Hay que recordar, una vez más e insistir lo que haga falta, que se sabe cómo comienza una guerra, pero difícilmente se puede conocer cuándo y cómo termina. Hay muchos ejemplos de cómo la superioridad militar permite tener unos comienzos vencedores, derrotar aparentemente a su adversario y llegar a controlar el territorio que se pretende conquistar o someter.

Sin embargo, el gran desafío siempre es mantener durante mucho tiempo la ocupación y conseguir que el pueblo invadido asuma un futuro sin libertad y sin capacidad para tomar sus propias decisiones.

Vladimir Putin es consciente de que una gran intervención militar en Ucrania puede derivar en su final político porque a medio o largo plazo a su régimen le va a resultar imposible sostener la invasión por el coste político y social que le va a suponer las bajas constantes que va a ir recibiendo en Moscú a diario y por el coste económico que representa el despliegue necesario de tropas y apoyo logístico para garantizar la viabilidad de su agresión. Por supuesto que todos los responsables políticos han recibido estas previsiones por parte de su Estado Mayor y son conscientes de lo que pueden presionar y lo que pueden aguantar. Saben que pierden.
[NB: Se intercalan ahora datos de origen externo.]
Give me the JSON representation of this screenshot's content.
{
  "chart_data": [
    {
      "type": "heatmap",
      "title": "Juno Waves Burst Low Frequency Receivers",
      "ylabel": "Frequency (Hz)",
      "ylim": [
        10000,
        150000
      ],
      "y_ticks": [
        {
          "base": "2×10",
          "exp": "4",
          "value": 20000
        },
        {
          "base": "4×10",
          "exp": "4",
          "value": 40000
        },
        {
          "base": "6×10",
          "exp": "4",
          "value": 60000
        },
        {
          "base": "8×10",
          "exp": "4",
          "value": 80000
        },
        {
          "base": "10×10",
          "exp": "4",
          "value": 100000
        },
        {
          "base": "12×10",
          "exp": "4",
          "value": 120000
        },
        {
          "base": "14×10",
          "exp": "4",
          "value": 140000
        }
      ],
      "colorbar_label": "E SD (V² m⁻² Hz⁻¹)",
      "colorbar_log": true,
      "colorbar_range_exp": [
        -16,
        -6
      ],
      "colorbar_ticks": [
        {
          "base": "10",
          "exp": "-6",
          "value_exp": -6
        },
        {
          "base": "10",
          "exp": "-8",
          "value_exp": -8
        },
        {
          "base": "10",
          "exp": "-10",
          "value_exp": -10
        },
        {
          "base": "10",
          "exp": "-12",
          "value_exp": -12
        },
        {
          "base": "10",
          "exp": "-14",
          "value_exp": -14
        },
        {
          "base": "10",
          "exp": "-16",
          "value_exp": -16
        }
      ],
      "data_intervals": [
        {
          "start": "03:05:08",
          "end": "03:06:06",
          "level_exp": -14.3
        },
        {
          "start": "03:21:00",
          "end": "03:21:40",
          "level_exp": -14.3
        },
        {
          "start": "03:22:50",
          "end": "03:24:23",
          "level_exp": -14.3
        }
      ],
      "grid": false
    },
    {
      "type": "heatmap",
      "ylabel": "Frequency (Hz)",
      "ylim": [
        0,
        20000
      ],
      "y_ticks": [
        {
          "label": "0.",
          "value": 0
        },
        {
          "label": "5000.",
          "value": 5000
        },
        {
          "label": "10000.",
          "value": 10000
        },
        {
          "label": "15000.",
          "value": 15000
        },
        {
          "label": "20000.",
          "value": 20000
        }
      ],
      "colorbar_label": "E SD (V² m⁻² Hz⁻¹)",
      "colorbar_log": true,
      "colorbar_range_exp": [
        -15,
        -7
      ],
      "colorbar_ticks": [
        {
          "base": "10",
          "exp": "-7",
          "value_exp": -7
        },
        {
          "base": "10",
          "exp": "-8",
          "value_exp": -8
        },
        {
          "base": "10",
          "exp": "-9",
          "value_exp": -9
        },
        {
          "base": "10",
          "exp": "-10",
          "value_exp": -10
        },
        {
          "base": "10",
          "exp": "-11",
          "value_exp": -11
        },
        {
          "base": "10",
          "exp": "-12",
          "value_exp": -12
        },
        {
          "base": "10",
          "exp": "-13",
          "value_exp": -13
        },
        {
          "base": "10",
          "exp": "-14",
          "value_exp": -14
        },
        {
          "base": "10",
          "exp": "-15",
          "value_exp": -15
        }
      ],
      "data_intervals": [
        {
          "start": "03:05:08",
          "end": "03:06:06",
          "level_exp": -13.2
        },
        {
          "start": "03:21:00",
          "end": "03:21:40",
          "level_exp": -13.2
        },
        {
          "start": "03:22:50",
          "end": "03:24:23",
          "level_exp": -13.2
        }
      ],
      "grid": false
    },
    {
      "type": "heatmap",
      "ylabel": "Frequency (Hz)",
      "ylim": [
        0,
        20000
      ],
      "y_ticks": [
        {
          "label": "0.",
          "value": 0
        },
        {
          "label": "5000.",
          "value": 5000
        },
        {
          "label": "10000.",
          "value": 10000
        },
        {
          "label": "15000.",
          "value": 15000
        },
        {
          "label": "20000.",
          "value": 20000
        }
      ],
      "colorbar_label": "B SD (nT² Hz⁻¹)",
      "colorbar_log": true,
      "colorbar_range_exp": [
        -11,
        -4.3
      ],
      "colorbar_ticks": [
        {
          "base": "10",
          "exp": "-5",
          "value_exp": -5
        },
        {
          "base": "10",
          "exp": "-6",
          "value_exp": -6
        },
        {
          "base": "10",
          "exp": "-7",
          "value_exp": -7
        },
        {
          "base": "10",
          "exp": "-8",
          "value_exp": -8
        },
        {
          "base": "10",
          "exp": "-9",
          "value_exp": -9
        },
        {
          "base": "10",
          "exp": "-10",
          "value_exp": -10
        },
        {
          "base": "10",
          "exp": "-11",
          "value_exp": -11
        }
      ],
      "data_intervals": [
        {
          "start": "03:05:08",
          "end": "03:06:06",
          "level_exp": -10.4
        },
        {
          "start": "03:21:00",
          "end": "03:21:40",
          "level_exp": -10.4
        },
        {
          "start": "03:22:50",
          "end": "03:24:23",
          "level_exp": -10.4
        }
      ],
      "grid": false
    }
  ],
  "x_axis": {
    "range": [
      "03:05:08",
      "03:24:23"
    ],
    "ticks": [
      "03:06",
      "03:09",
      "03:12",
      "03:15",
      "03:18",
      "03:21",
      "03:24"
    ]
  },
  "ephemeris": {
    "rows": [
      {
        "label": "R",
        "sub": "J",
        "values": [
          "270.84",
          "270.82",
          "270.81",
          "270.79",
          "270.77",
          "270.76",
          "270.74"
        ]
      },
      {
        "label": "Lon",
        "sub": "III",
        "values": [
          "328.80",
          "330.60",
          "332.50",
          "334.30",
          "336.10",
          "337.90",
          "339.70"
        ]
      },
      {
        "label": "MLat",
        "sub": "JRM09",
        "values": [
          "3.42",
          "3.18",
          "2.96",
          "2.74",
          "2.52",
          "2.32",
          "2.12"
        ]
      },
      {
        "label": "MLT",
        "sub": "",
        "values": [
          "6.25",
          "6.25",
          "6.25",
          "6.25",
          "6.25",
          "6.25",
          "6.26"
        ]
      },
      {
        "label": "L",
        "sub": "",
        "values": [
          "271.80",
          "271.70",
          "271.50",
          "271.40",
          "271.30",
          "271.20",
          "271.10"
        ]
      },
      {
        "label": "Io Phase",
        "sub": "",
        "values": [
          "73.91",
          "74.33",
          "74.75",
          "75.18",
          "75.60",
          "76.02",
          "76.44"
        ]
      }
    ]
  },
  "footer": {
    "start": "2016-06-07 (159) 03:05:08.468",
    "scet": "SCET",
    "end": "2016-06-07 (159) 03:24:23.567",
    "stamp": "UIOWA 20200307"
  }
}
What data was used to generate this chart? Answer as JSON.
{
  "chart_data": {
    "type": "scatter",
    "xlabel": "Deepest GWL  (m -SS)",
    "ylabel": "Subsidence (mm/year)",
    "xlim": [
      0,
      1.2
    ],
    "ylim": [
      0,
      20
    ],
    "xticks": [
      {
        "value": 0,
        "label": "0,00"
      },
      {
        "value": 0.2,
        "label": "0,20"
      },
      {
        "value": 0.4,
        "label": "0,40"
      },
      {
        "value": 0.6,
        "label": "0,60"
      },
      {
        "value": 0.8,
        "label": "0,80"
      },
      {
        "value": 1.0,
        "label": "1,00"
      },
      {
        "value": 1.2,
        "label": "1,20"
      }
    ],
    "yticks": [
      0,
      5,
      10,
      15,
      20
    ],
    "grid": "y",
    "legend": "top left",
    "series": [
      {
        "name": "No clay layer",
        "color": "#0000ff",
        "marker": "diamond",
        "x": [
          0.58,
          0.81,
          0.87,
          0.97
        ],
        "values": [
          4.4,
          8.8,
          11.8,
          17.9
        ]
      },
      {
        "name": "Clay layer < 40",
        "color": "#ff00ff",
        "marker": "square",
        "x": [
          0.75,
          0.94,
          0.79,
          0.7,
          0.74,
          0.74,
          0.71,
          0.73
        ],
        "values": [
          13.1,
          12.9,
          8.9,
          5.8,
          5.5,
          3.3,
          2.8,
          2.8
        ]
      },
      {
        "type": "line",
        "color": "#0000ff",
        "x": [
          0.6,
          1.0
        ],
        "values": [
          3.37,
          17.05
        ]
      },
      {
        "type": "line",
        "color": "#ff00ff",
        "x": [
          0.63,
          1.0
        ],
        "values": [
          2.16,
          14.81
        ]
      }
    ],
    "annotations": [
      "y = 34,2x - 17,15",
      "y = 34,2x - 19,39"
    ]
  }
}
Bueno, se supone que los militares rusos se habrán atrevido a plantear a su jefe todos los escenarios y no se habrán guardado ninguno de los planteamientos más realistas y posibles sobre lo que puede ser la cruda realidad. Es cierto que este camino está sembrado de muerte y destrucción para el pueblo ucraniano y que la tentación de prender otras chispas en otros lugares del mundo sería muy peligrosa por abrir y extender el conflicto y por multiplicar los daños que implica para la estabilidad internacional, para la recuperación económica y el empleo que se necesita como superación de la pandemia del coronavirus y para atender las necesidades más acuciantes de la escena internacional que precisa mayor atención a la sostenibilidad, a la lucha contra el cambio climático, al establecimiento de pautas imprescindibles para el desarrollo de los países menos favorecidos y para consolidar un entendimiento básico basado en el diálogo y la negociación para la seguridad de la población mundial.

La diplomacia debe ser capaz de lograr una salida a esta crisis que salve la cara a todos, a la hora de justificar ante su propia opinión pública todos los envites lanzados, pero que sobre todo pueda servir para consolidar las bases de un nuevo orden mundial satisfactorio para todos. No va a ser sencillo porque está en juego la primacía entre dos sistemas de gobierno, las democracias liberales y los regímenes totalitarios con apoyo de populistas, nacionalistas e independentistas. Hay que evitar el conflicto armado pero hay que defender principios y valores básicos para Occidente.